Man spricht nicht gern darüber

Die Tatsache, dass in den Medien über konkrete Selbstmorde nicht berichtet wird, um Nachahmer abzuhalten, sieht er nicht nur positiv: "Weil es nicht thematisiert wird, herrscht in der Gesellschaft oft die Meinung, dass es das bei uns eh nicht oder nur sehr selten gibt. Aber das stimmt nicht."
Jene 26 Selbstmörder im Tennengau waren zwischen 14 und 84 Jahre alt. 60 Prozent davon waren Männer. "Männer wählen meistens den Tod durch Erhängen oder Erschießen, Frauen nehmen eher den Zug oder Medikamente."

Die Gründe für die Tat

Die Gründe sind, laut Fürst, größtenteils Gesundheitsprobleme, aber auch Depression, Beziehungsprobleme, Arbeits- oder Schulprobleme. Der Bezirkshauptmann hat nun die Bürgermeister aufgesucht und ihnen Listen für Kriseninterventionsstellen ausgeteilt, damit diese veröffentlicht werden können: "Vielleicht kann so einiges Unglück verhindert werden."

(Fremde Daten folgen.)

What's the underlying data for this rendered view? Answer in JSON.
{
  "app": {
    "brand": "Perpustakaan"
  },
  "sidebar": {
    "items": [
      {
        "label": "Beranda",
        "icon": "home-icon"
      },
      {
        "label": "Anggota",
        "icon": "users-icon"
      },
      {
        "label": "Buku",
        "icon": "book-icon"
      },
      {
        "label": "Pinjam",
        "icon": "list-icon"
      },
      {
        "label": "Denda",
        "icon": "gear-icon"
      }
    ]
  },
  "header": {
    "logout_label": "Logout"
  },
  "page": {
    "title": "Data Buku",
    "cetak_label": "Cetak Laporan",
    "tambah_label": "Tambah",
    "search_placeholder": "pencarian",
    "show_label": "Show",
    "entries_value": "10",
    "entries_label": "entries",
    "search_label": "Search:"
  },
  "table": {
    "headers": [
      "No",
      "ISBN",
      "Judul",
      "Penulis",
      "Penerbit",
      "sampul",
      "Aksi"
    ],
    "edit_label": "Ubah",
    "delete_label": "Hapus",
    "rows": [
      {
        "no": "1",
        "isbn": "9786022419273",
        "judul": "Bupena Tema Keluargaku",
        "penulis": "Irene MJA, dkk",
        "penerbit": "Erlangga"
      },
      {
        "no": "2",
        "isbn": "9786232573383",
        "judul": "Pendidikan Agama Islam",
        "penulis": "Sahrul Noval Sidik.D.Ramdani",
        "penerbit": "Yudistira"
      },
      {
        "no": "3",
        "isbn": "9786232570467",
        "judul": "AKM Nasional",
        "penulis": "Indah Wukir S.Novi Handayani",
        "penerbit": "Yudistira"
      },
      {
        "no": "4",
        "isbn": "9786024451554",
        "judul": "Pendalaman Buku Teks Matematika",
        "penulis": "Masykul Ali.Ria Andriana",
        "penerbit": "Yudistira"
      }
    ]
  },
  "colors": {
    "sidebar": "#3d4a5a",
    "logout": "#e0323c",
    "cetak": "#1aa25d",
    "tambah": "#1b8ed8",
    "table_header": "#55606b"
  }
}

Wie können Angehörige erkennen, dass ein Mensch Selbstmordabsichten hat? Bernhard Hittenberger, Leiter des Psychosozialen Dienstes in Salzburg, erklärt, das sei gar nicht immer einfach, aber es gibt erste Anzeichen: „Früher hat es ja geheißen: Wer darüber redet, der macht es nicht. Das stimmt aber nicht!"

Wer darüber redet, der plant!

"Zum Glück verschwindet diese Meinung jetzt aber immer mehr“, sagt Hittenberger, denn: Wer darüber redet, in dessen Denken ist die Absicht bereits verankert und das sollte ein Alarmzeichen sein.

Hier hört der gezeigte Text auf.